The tiny number of super-rich investors who come to New Zealand generally add value to the country far beyond whatever initial investment is required of them to gain residency, Prime Minister John Key said today.
He was defending the decision to allow Megaupload internet file-sharing entrepreneur Kim Dotcom to gain residency despite convictions in Germany and Hong Kong, which it was decided were minor in nature and should not affect his permission to live in New Zealand in return for a $10 million investment in government bonds.
Key said it was “not for me to opine” on whether Dotcom had broken American law by establishing Megaupload, but that the Investor Plus category of migrant had been, on the whole, valuable to New Zealand.
He cited New York billionaire Julian Robertson, who has developed tourist resorts in New Zealand and made the largest single art collection donation in Australasia, film-maker James Cameron and Paypal founder Peter Thiel, an investor in kiwi accounting software company Xero, as examples.

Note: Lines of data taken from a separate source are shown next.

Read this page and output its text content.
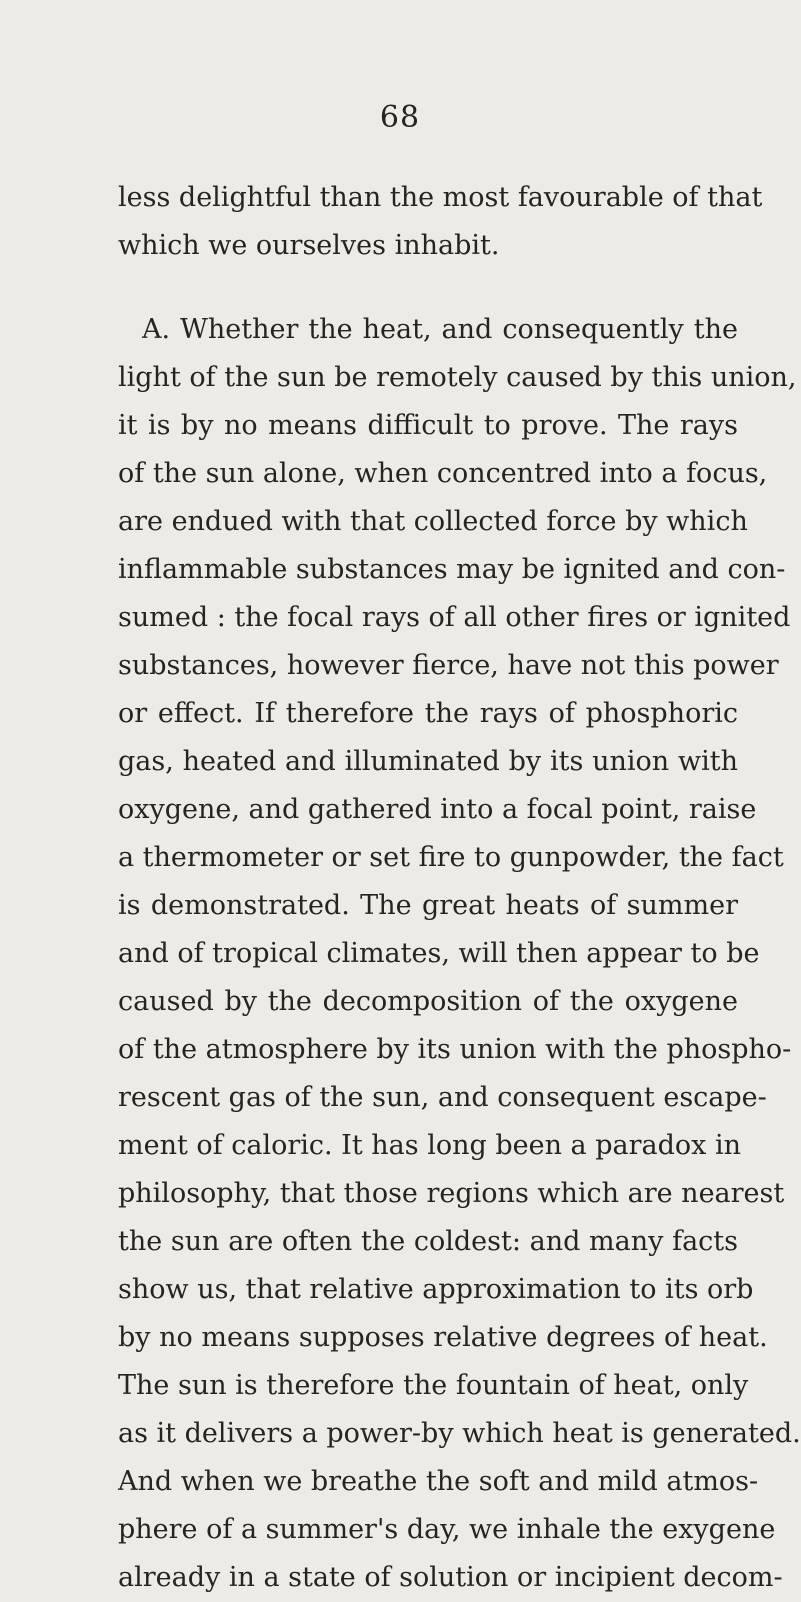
68
less delightful than the most favourable of that
which we ourselves inhabit.
A. Whether the heat, and consequently the
light of the sun be remotely caused by this union,
it is by no means difficult to prove. The rays
of the sun alone, when concentred into a focus,
are endued with that collected force by which
inflammable substances may be ignited and con-
sumed : the focal rays of all other fires or ignited
substances, however fierce, have not this power
or effect. If therefore the rays of phosphoric
gas, heated and illuminated by its union with
oxygene, and gathered into a focal point, raise
a thermometer or set fire to gunpowder, the fact
is demonstrated. The great heats of summer
and of tropical climates, will then appear to be
caused by the decomposition of the oxygene
of the atmosphere by its union with the phospho-
rescent gas of the sun, and consequent escape-
ment of caloric. It has long been a paradox in
philosophy, that those regions which are nearest
the sun are often the coldest: and many facts
show us, that relative approximation to its orb
by no means supposes relative degrees of heat.
The sun is therefore the fountain of heat, only
as it delivers a power-by which heat is generated.
And when we breathe the soft and mild atmos-
phere of a summer's day, we inhale the exygene
already in a state of solution or incipient decom-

“Having high net worth individuals come here is a positive, in my view,” he said at his weekly post-Cabinet press conference. “There will never be massive numbers. There aren’t that many of them.
“The vast bulk of people don’t come in the super-rich category, if you’re talking about how people get citizenship,” Key said.
Wealthy migrants needed to show they would bring benefits to New Zealand and were committed to the country.